Basic Indexing Features
Index Server provides the following basic indexing features:
- Indexes full text in Web pages and also indexes HTML tags as properties. This allows Index Server to make use of the structure of the document, rather than just the raw content.
- Indexes full text in formatted data such as Microsoft Excel or Word documents. Index Server also has the ability to look inside private data formats via the open standard IFilter interface. Unlike some other systems that are limited to text files, Index Server can read a variety of document formats.
- Incrementally refreshes indexes. This means that if a user only changes one document, only one document is indexed, conserving system resources.
- Controls indexing on an IIS virtual directory basis. This allows users to have control over how much of their document collection they want to index. For example, users could only index and make available only their public data. It also allows users to block indexing of a directory containing a large quantity of dynamic information which would not be useful for a search.
- Indexes file and document property values. This allows users to query for author, date, and other properties.
- Indexes text in seven supported languages. Index Server handles multi-lingual documents and can change languages on the fly as it is indexing a document. For example, the system can switch from English to German to French, and back to English again.
- Automatic index updates. The system indexes documents in the background as they are being modified. So there is no need to update documents manually; the system is tracking changes and indexing them as they are made. This allows documents to stay more current.
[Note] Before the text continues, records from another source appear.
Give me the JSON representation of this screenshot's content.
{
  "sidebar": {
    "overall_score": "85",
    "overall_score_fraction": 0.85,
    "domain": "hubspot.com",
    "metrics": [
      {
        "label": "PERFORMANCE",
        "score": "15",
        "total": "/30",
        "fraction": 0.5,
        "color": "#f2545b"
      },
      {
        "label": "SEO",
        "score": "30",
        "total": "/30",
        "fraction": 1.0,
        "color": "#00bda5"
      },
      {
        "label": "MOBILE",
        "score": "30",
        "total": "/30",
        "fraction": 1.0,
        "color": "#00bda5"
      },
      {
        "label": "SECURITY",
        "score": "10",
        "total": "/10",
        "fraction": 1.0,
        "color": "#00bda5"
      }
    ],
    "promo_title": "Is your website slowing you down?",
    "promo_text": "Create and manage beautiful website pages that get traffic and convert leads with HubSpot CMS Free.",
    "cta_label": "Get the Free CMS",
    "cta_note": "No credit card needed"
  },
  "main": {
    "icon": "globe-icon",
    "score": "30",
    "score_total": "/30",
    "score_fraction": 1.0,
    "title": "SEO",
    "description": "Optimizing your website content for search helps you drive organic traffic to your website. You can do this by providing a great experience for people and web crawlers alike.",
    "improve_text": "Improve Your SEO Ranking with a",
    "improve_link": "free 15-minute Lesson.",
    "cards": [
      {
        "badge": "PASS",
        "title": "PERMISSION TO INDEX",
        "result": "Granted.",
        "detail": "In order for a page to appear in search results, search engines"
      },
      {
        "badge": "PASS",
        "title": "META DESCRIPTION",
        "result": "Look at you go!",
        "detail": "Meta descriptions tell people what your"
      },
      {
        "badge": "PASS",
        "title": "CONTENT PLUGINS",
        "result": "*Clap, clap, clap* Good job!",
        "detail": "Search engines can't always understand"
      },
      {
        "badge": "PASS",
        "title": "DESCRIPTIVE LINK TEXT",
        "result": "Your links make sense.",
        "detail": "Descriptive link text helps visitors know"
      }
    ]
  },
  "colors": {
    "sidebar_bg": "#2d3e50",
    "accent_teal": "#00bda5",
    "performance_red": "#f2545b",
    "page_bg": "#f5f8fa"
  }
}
- Performance monitoring. Server administration. This allows administrators to know the number of indexers, the status of the indexing in progress, the number of documents indexed, and other operational criteria.
- Zero-Maintenance. By design, Index Server offers 7 x 24 reliability, with automatic corruption detection and recovery.
- Low overhead. A major goal has been to keep the impact of Index Server on the system as low as possible.
Indexing is controlled on a per-virtual-root basis. An index is built over a set of virtual roots, and their child directories. It is possible to incrementally refresh an index, that is, refresh an index by indexing only changed files. Index Server doesn't need to index all documents to pick up just a few changes. Index Server also provides zero-maintenance design, so that the system runs as autonomously as possible, maintaining its own statistics regarding the state of the indexes and optimizing them when necessary. This provides peace of mind for server administrators who can install Index Server with the confidence that the machine can handle routine operations automatically.
Index Server is also designed to support indexing and searching for documents in an international information environment Full support for seven languages is built in, and additional languages can be added through an open specification.